The doctor of education in literacy program was approved May 31 by the North Central Accrediting Association Higher Learning Commission, Stewart-Wells said.
The seven to nine applicants accepted into the first cohort of the program will begin class one night a week and one Saturday a month in January 2014, she said. They then will graduate together in spring 2017.
It will include support for the dissertation process throughout those three years, she said. It also will include trips to the International Reading Association and Literacy Research Association’s national conferences, a nearly weeklong writer’s retreat with published authors, and Skype sessions with authors and other literacy experts.
The doctoral program fits into the vision for education that Elgin Mayor Dave Kaptain shared with Crume, several Judson faculty and staff members and representatives of area school districts in the president’s office before the public announcement.
“If you move here with your 3-year-old or 4-year-old child, that child should be able to get as fine an education as you can get in the United States all the way through college, and we’re going to do that,” Kaptain said.
“This is the cherry at the end of the day for us.”
It had grown out of the success of Judson’s master of education in literacy program, launched in 2008, and a survey of interest in a doctoral program, according to Stewart-Wells. That, and how well she and Layne worked together writing courses for the university’s School of Education. The two co-directors dramatized how that conversation played out before announcing the new doctoral program to cheers and applause from the 235 teachers from around the world at the fifth Literacy in Motion conference.
“Doctorates don’t come out of nowhere — or anywhere,” said Will Friesen, Judson University provost and vice president for academic affairs. “They come because there’s excellence somewhere, and there’s certainly academic excellence at Judson University. In particular, there has been excellence now for a number of years in the master of education in literacy program.”

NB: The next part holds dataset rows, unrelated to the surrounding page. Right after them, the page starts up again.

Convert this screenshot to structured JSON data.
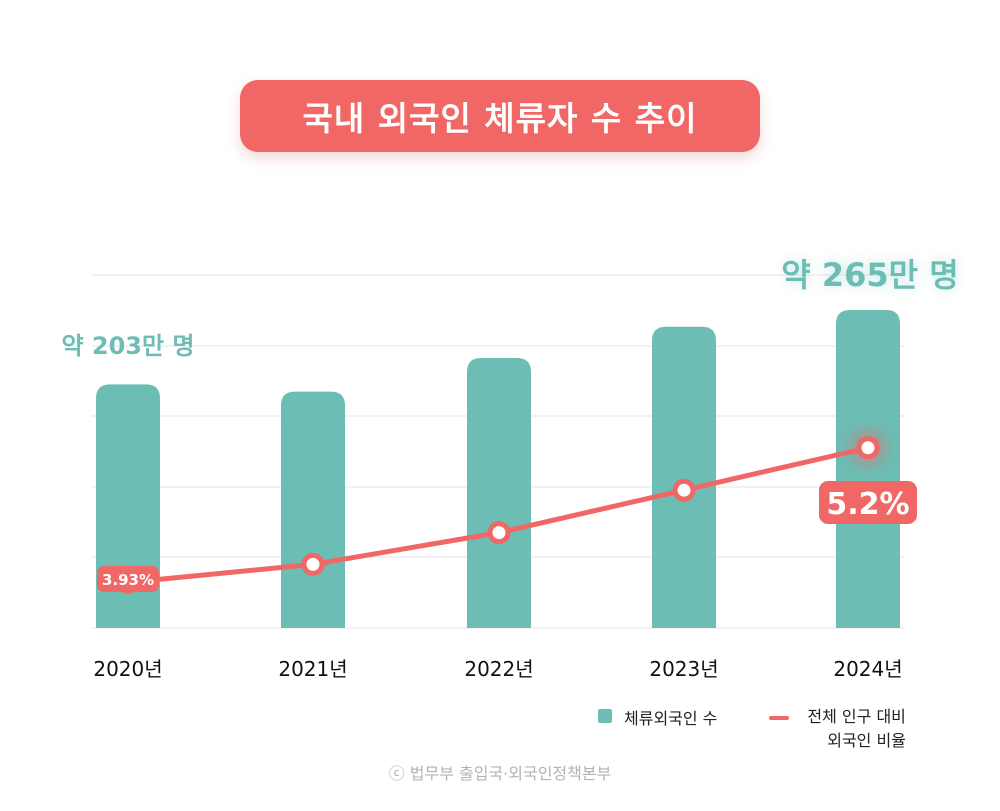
{
  "title": "국내 외국인 체류자 수 추이",
  "colors": {
    "bar": "#6cbdb4",
    "line": "#f06766",
    "accent_text": "#6cbdb4",
    "gridline": "#e6e6e6"
  },
  "chart_data": {
    "type": "bar",
    "categories": [
      "2020년",
      "2021년",
      "2022년",
      "2023년",
      "2024년"
    ],
    "series": [
      {
        "name": "체류외국인 수",
        "type": "bar",
        "values": [
          203,
          197,
          225,
          251,
          265
        ],
        "unit": "만 명"
      },
      {
        "name": "전체 인구 대비 외국인 비율",
        "type": "line",
        "values": [
          3.93,
          4.1,
          4.4,
          4.8,
          5.2
        ],
        "unit": "%"
      }
    ],
    "annotations": {
      "first_bar": "약 203만 명",
      "last_bar": "약 265만 명",
      "first_point": "3.93%",
      "last_point": "5.2%"
    },
    "gridlines": true,
    "legend_position": "bottom-right"
  },
  "legend": {
    "bar_label": "체류외국인 수",
    "line_label_line1": "전체 인구 대비",
    "line_label_line2": "외국인 비율"
  },
  "source": "ⓒ 법무부 출입국·외국인정책본부"
}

Seven teachers in Burlington Central School District 301 came out of that master’s program, according to District 301 Assistant Superintendent Esther Martin. They’re “our top of the top,” Martin said — speaking across the nation and leading professional development for other teachers in the Burlington district.
“I can’t imagine what we’ll gain from the doctorate program coming out of Judson University,” she said.
Lindsay Allen came out of Judson’s master of education in literacy program. Allen now is principal of Southbury Elementary School in Oswego — and she plans to apply for the first cohort of its doctor of education in literacy program, she said.
She was looking for a program “where I was going to learn and grow as an educator,” not just earn a master’s degree, and Judson delivered, she said. She liked the familial feel of the cohorts at the private Christian university, and feels like that will be important in a doctoral program, she said.
“Just the knowledge I have gained and the impact I have been able to have on my staff and my students and my community — I look forward to that and to continue to grow and strengthen,” Allen said.